Mais voici qui est plus fort :

« (Du 2 mai 1644) Je suis à la moitié du livre de M. Arnauld ( de la Tradition de l’Église). En conscience je n’ai jamais rien lu de plus éloquent ni de plus docte. Je l’ai lu avec une continuelle émotion, avec un transport qui ne m’a point encore quitté ; et j’accuse notre langue de disette, je me plains d’elle de ce qu’elle ne me fournit point des termes assez puissants pour vous exprimer l’état où m’a mis cette incomparable composition.
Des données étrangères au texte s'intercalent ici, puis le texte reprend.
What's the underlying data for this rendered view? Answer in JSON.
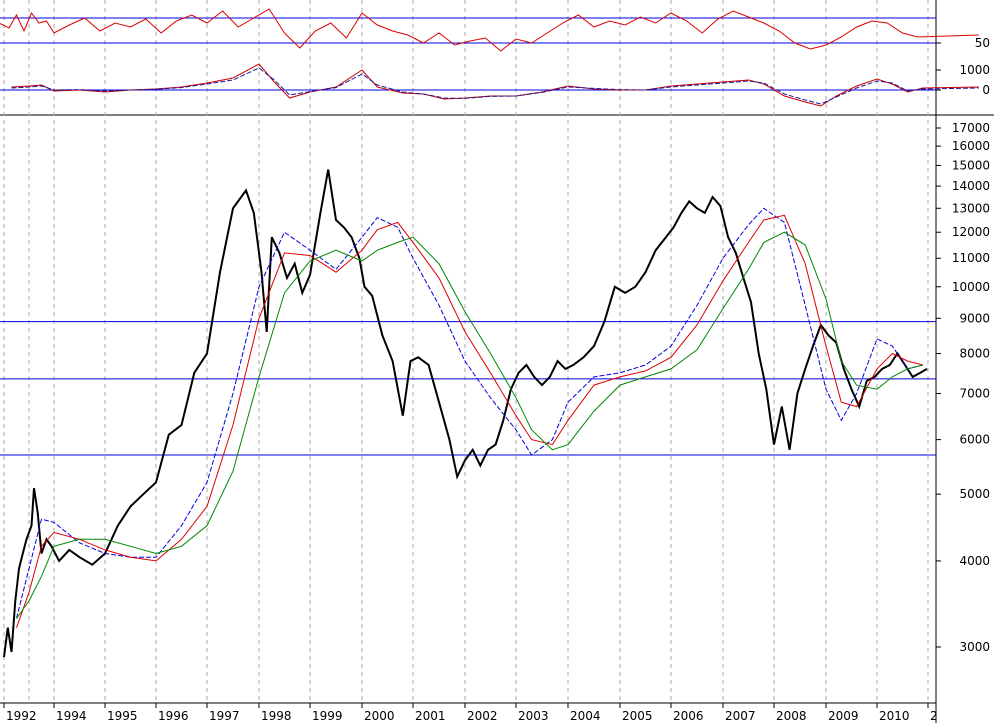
{
  "chart_data": [
    {
      "type": "line",
      "title": "",
      "yticks": [
        50
      ],
      "hlines": [
        75,
        50
      ],
      "series": [
        {
          "color": "#dd0000",
          "x": [
            1991.9,
            1992.2,
            1992.5,
            1992.8,
            1993.1,
            1993.4,
            1993.7,
            1994.0,
            1994.3,
            1994.6,
            1994.9,
            1995.2,
            1995.5,
            1995.8,
            1996.1,
            1996.4,
            1996.7,
            1997.0,
            1997.3,
            1997.6,
            1997.9,
            1998.2,
            1998.5,
            1998.8,
            1999.1,
            1999.4,
            1999.7,
            2000.0,
            2000.3,
            2000.6,
            2000.9,
            2001.2,
            2001.5,
            2001.8,
            2002.1,
            2002.4,
            2002.7,
            2003.0,
            2003.3,
            2003.6,
            2003.9,
            2004.2,
            2004.5,
            2004.8,
            2005.1,
            2005.4,
            2005.7,
            2006.0,
            2006.3,
            2006.6,
            2006.9,
            2007.2,
            2007.5,
            2007.8,
            2008.1,
            2008.4,
            2008.7,
            2009.0,
            2009.3,
            2009.6,
            2009.9,
            2010.2,
            2010.5,
            2010.8,
            2011.0
          ],
          "values": [
            70,
            65,
            78,
            62,
            80,
            70,
            72,
            60,
            68,
            75,
            62,
            70,
            66,
            74,
            60,
            72,
            78,
            70,
            82,
            66,
            75,
            84,
            60,
            45,
            62,
            70,
            55,
            80,
            68,
            62,
            58,
            50,
            60,
            48,
            52,
            55,
            42,
            54,
            50,
            60,
            70,
            78,
            66,
            72,
            68,
            76,
            70,
            80,
            72,
            60,
            74,
            82,
            76,
            70,
            62,
            50,
            44,
            48,
            56,
            66,
            72,
            70,
            60,
            56,
            58
          ]
        }
      ]
    },
    {
      "type": "line",
      "title": "",
      "yticks": [
        1000,
        0
      ],
      "hlines": [
        0
      ],
      "series": [
        {
          "color": "#cc0000",
          "x": [
            1992.3,
            1993.0,
            1993.5,
            1994.0,
            1994.5,
            1995.0,
            1995.5,
            1996.0,
            1996.5,
            1997.0,
            1997.5,
            1998.0,
            1998.3,
            1998.6,
            1999.0,
            1999.5,
            2000.0,
            2000.3,
            2000.8,
            2001.2,
            2001.6,
            2002.0,
            2002.5,
            2003.0,
            2003.5,
            2004.0,
            2004.5,
            2005.0,
            2005.5,
            2006.0,
            2006.5,
            2007.0,
            2007.5,
            2007.8,
            2008.2,
            2008.6,
            2008.9,
            2009.2,
            2009.6,
            2010.0,
            2010.3,
            2010.6,
            2010.9,
            2011.0
          ],
          "values": [
            150,
            200,
            250,
            -50,
            0,
            -100,
            0,
            50,
            150,
            350,
            600,
            1300,
            400,
            -400,
            -100,
            150,
            1000,
            150,
            -150,
            -200,
            -450,
            -400,
            -300,
            -300,
            -100,
            200,
            50,
            0,
            0,
            200,
            300,
            400,
            500,
            300,
            -300,
            -600,
            -800,
            -300,
            200,
            550,
            300,
            -100,
            100,
            150
          ]
        },
        {
          "color": "#1a1aa0",
          "x": [
            1992.3,
            1993.0,
            1993.5,
            1994.0,
            1994.5,
            1995.0,
            1995.5,
            1996.0,
            1996.5,
            1997.0,
            1997.5,
            1998.0,
            1998.3,
            1998.6,
            1999.0,
            1999.5,
            2000.0,
            2000.3,
            2000.8,
            2001.2,
            2001.6,
            2002.0,
            2002.5,
            2003.0,
            2003.5,
            2004.0,
            2004.5,
            2005.0,
            2005.5,
            2006.0,
            2006.5,
            2007.0,
            2007.5,
            2007.8,
            2008.2,
            2008.6,
            2008.9,
            2009.2,
            2009.6,
            2010.0,
            2010.3,
            2010.6,
            2010.9,
            2011.0
          ],
          "values": [
            100,
            150,
            200,
            0,
            20,
            -50,
            0,
            40,
            120,
            300,
            500,
            1100,
            500,
            -250,
            -80,
            120,
            800,
            250,
            -100,
            -200,
            -400,
            -420,
            -320,
            -300,
            -120,
            150,
            80,
            20,
            0,
            150,
            250,
            350,
            450,
            350,
            -200,
            -500,
            -700,
            -350,
            100,
            450,
            350,
            -50,
            50,
            100
          ]
        }
      ]
    },
    {
      "type": "line",
      "title": "",
      "scale": "log",
      "ylim": [
        2600,
        17600
      ],
      "yticks": [
        17000,
        16000,
        15000,
        14000,
        13000,
        12000,
        11000,
        10000,
        9000,
        8000,
        7000,
        6000,
        5000,
        4000,
        3000
      ],
      "hlines": [
        8900,
        7350,
        5700
      ],
      "xticks": [
        "1992",
        "1994",
        "1995",
        "1996",
        "1997",
        "1998",
        "1999",
        "2000",
        "2001",
        "2002",
        "2003",
        "2004",
        "2005",
        "2006",
        "2007",
        "2008",
        "2009",
        "2010",
        "2"
      ],
      "series": [
        {
          "color": "#000000",
          "x": [
            1992.0,
            1992.15,
            1992.3,
            1992.45,
            1992.6,
            1992.75,
            1992.9,
            1993.1,
            1993.2,
            1993.35,
            1993.5,
            1993.7,
            1993.9,
            1994.1,
            1994.3,
            1994.5,
            1994.75,
            1995.0,
            1995.25,
            1995.5,
            1995.75,
            1996.0,
            1996.25,
            1996.5,
            1996.75,
            1997.0,
            1997.25,
            1997.5,
            1997.75,
            1997.9,
            1998.05,
            1998.15,
            1998.25,
            1998.4,
            1998.55,
            1998.7,
            1998.85,
            1999.0,
            1999.2,
            1999.35,
            1999.5,
            1999.65,
            1999.8,
            1999.95,
            2000.05,
            2000.2,
            2000.4,
            2000.6,
            2000.8,
            2000.95,
            2001.1,
            2001.3,
            2001.5,
            2001.7,
            2001.85,
            2002.0,
            2002.15,
            2002.3,
            2002.45,
            2002.6,
            2002.75,
            2002.9,
            2003.05,
            2003.2,
            2003.35,
            2003.5,
            2003.65,
            2003.8,
            2003.95,
            2004.1,
            2004.3,
            2004.5,
            2004.7,
            2004.9,
            2005.1,
            2005.3,
            2005.5,
            2005.7,
            2005.9,
            2006.05,
            2006.2,
            2006.35,
            2006.5,
            2006.65,
            2006.8,
            2006.95,
            2007.1,
            2007.25,
            2007.4,
            2007.55,
            2007.7,
            2007.85,
            2008.0,
            2008.15,
            2008.3,
            2008.45,
            2008.6,
            2008.75,
            2008.9,
            2009.05,
            2009.2,
            2009.35,
            2009.5,
            2009.65,
            2009.8,
            2009.95,
            2010.1,
            2010.25,
            2010.4,
            2010.55,
            2010.7,
            2010.85,
            2010.98
          ],
          "values": [
            2900,
            3200,
            2950,
            3500,
            3900,
            4100,
            4300,
            4500,
            5100,
            4700,
            4100,
            4300,
            4200,
            4000,
            4150,
            4050,
            3950,
            4100,
            4500,
            4800,
            5000,
            5200,
            6100,
            6300,
            7500,
            8000,
            10500,
            13000,
            13800,
            12800,
            10500,
            8600,
            11800,
            11200,
            10300,
            10800,
            9800,
            10400,
            12800,
            14800,
            12500,
            12200,
            11800,
            11000,
            10000,
            9700,
            8500,
            7800,
            6500,
            7800,
            7900,
            7700,
            6800,
            6000,
            5300,
            5600,
            5800,
            5500,
            5800,
            5900,
            6400,
            7100,
            7500,
            7700,
            7400,
            7200,
            7400,
            7800,
            7600,
            7700,
            7900,
            8200,
            8900,
            10000,
            9800,
            10000,
            10500,
            11300,
            11800,
            12200,
            12800,
            13300,
            13000,
            12800,
            13500,
            13100,
            11800,
            11200,
            10300,
            9500,
            8000,
            7100,
            5900,
            6700,
            5800,
            7000,
            7600,
            8200,
            8800,
            8500,
            8300,
            7600,
            7100,
            6700,
            7300,
            7400,
            7600,
            7700,
            8000,
            7700,
            7400,
            7500,
            7600
          ]
        },
        {
          "color": "#0000dd",
          "x": [
            1992.5,
            1993.0,
            1993.5,
            1994.0,
            1994.5,
            1995.0,
            1995.5,
            1996.0,
            1996.5,
            1997.0,
            1997.5,
            1998.0,
            1998.5,
            1999.0,
            1999.5,
            2000.0,
            2000.3,
            2000.7,
            2001.0,
            2001.5,
            2002.0,
            2002.5,
            2003.0,
            2003.3,
            2003.7,
            2004.0,
            2004.5,
            2005.0,
            2005.5,
            2006.0,
            2006.5,
            2007.0,
            2007.5,
            2007.8,
            2008.2,
            2008.6,
            2009.0,
            2009.3,
            2009.6,
            2010.0,
            2010.3,
            2010.6,
            2010.9
          ],
          "values": [
            3300,
            3900,
            4600,
            4550,
            4250,
            4100,
            4050,
            4050,
            4500,
            5200,
            7000,
            10000,
            12000,
            11300,
            10600,
            11800,
            12600,
            12200,
            11000,
            9400,
            7800,
            6900,
            6200,
            5700,
            6000,
            6800,
            7400,
            7500,
            7700,
            8200,
            9400,
            11000,
            12300,
            13000,
            12400,
            9400,
            7100,
            6400,
            7000,
            8400,
            8200,
            7600,
            7700
          ]
        },
        {
          "color": "#dd0000",
          "x": [
            1992.5,
            1993.0,
            1993.5,
            1994.0,
            1994.5,
            1995.0,
            1995.5,
            1996.0,
            1996.5,
            1997.0,
            1997.5,
            1998.0,
            1998.5,
            1999.0,
            1999.5,
            2000.0,
            2000.3,
            2000.7,
            2001.0,
            2001.5,
            2002.0,
            2002.5,
            2003.0,
            2003.3,
            2003.7,
            2004.0,
            2004.5,
            2005.0,
            2005.5,
            2006.0,
            2006.5,
            2007.0,
            2007.5,
            2007.8,
            2008.2,
            2008.6,
            2009.0,
            2009.3,
            2009.6,
            2010.0,
            2010.3,
            2010.6,
            2010.9
          ],
          "values": [
            3200,
            3600,
            4200,
            4400,
            4300,
            4150,
            4050,
            4000,
            4300,
            4800,
            6300,
            9000,
            11200,
            11100,
            10500,
            11300,
            12100,
            12400,
            11600,
            10300,
            8600,
            7500,
            6500,
            6000,
            5900,
            6400,
            7200,
            7400,
            7550,
            7900,
            8800,
            10200,
            11600,
            12500,
            12700,
            10800,
            8200,
            6800,
            6700,
            7600,
            8000,
            7800,
            7700
          ]
        },
        {
          "color": "#008800",
          "x": [
            1992.5,
            1993.0,
            1993.5,
            1994.0,
            1994.5,
            1995.0,
            1995.5,
            1996.0,
            1996.5,
            1997.0,
            1997.5,
            1998.0,
            1998.5,
            1999.0,
            1999.5,
            2000.0,
            2000.3,
            2000.7,
            2001.0,
            2001.5,
            2002.0,
            2002.5,
            2003.0,
            2003.3,
            2003.7,
            2004.0,
            2004.5,
            2005.0,
            2005.5,
            2006.0,
            2006.5,
            2007.0,
            2007.5,
            2007.8,
            2008.2,
            2008.6,
            2009.0,
            2009.3,
            2009.6,
            2010.0,
            2010.3,
            2010.6,
            2010.9
          ],
          "values": [
            3300,
            3500,
            3800,
            4200,
            4300,
            4300,
            4200,
            4100,
            4200,
            4500,
            5400,
            7400,
            9800,
            10900,
            11300,
            10900,
            11300,
            11600,
            11800,
            10800,
            9200,
            8000,
            6900,
            6200,
            5800,
            5900,
            6600,
            7200,
            7400,
            7600,
            8100,
            9300,
            10600,
            11600,
            12000,
            11500,
            9600,
            7800,
            7200,
            7100,
            7400,
            7600,
            7700
          ]
        }
      ]
    }
  ]
}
Oh le grand personnage que ce cher ami ( M. Arnauld) Oh que je suis glorieux de son amitié ! Oh que l’Église recevra de services de cette plume ![1] Ce sera le bâton de sa vieillesse,[2] ce sera peut-être son dernier appui, et, s’il y a encore quelque hérésie à venir, qu’elle se hâte de naître, et que tous les monstres se déclarent, afin

  1. Il trépigne de joie, il pleure de tendresse.
    (BOILEAU.)
  2. S’il est vrai que les phrases d’un homme font juger de son esprit, il est encore plus vrai que l’esprit d’un écrivain, une fois connu, juge ses phrases. Il y a chez Balzac telle phrase, telle métaphore sans valeur, et qui en aurait chez un autre : ainsi ce mot sur le rôle d’Arnauld dans l’Église : Ce sera le bâton de sa vieillesse ! ce mot-là serait beau et touchant ailleurs, chez un écrivain qui mettrait discrétion et sens aux figures.